Chief Justice of Nigeria
- In office 30 December 2009 – 28 August 2011
- Preceded by: Idris Legbo Kutigi
- Succeeded by: Dahiru Musdapher

Personal details
- Born: 28 August 1941 Ushongo, British Nigeria
- Died: 18 July 2018 (aged 76)

= A. I. Katsina-Alu =

Chief Justice of Nigeria from 2009 to 2011

Aloysius Iyorgyer Katsina-Alu (28 August 1941 – 18 July 2018) was a Nigerian jurist and lawyer who served as Chief Justice of Nigeria from 2009 to 2011.

== Early life and education ==
Katsina-Alu was born on 28 August 1941, in Benue State and he started his early education at St Anne's Primary School Tarungwa and St. Patricks Primary School Taraku, before he went to Mount St. Michael's Secondary School Aliade, in Benue State. He later enrolled at the Nigerian Military Training College, Kaduna, in 1962, from where he moved over to Mons Military Training College, Aldershot, England. His interest in a military career was short-lived as he returned to the country to pursue a degree in law at the Ahmadu Bello University, Zaria.

In 1964, he proceeded to the Inns of Court School of Law, Gibson and Weldon College of Law, School of Oriental and African Studies, University of London, in furtherance of his legal studies.

== Career ==
He was called to the English Bar in October 1967 and the Nigerian Bar on 28 June 1968. He began his legal career in July 1968 as a private lawyer in Lagos. He then he became a Legal Officer at the Nigeria Ports Authority (NPA), Lagos between 1969 and 1977. After leaving NPA, Katsina-Alu became the Attorney-General and Commissioner for Justice of Benue State in 1978, a position he held until 1979 when he was appointed a judge of the Benue State High Court. From the High Court in Benue, he was elevated to the Court of Appeal in 1985, where he served until November 1998, when he was appointed a Justice of the Supreme Court. He was sworn in as Justice of the Supreme Court of Nigeria on 25 November 1998 and after spending 11 years on the Bench he became the 11th Chief Justice of Nigeria on 30 December 2009. He retired from this exalted position on 26 August 2011, having attained the mandatory retirement age of 70 years.

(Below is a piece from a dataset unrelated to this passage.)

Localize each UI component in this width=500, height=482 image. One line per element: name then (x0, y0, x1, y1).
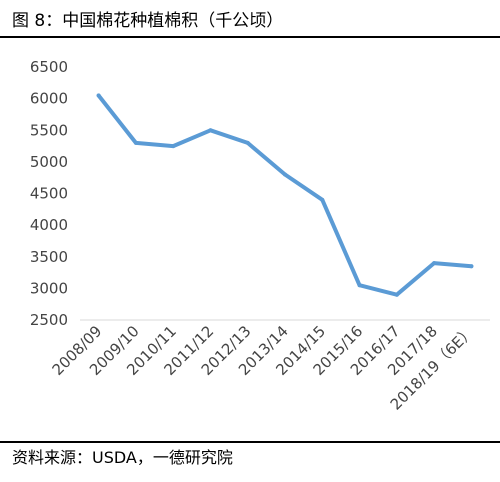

He was sworn in as the Chief Justice of the Supreme Court of Nigeria on Wednesday 30 December 2009 by his predecessor, Idris Legbo Kutigi, the then Chief Justice of the Supreme Court. There was a controversy over the ceremony, considering in all previous ceremonies the Oath of Office was administered by the President of Nigeria. However, President Umaru Yar'Adua was unavailable on account of ill health since November 2009, and had failed to hand over to his vice president.

== Death ==
He died on 18 July 2018 at an orthopedic Hospital in Abuja. He died at the age of 76.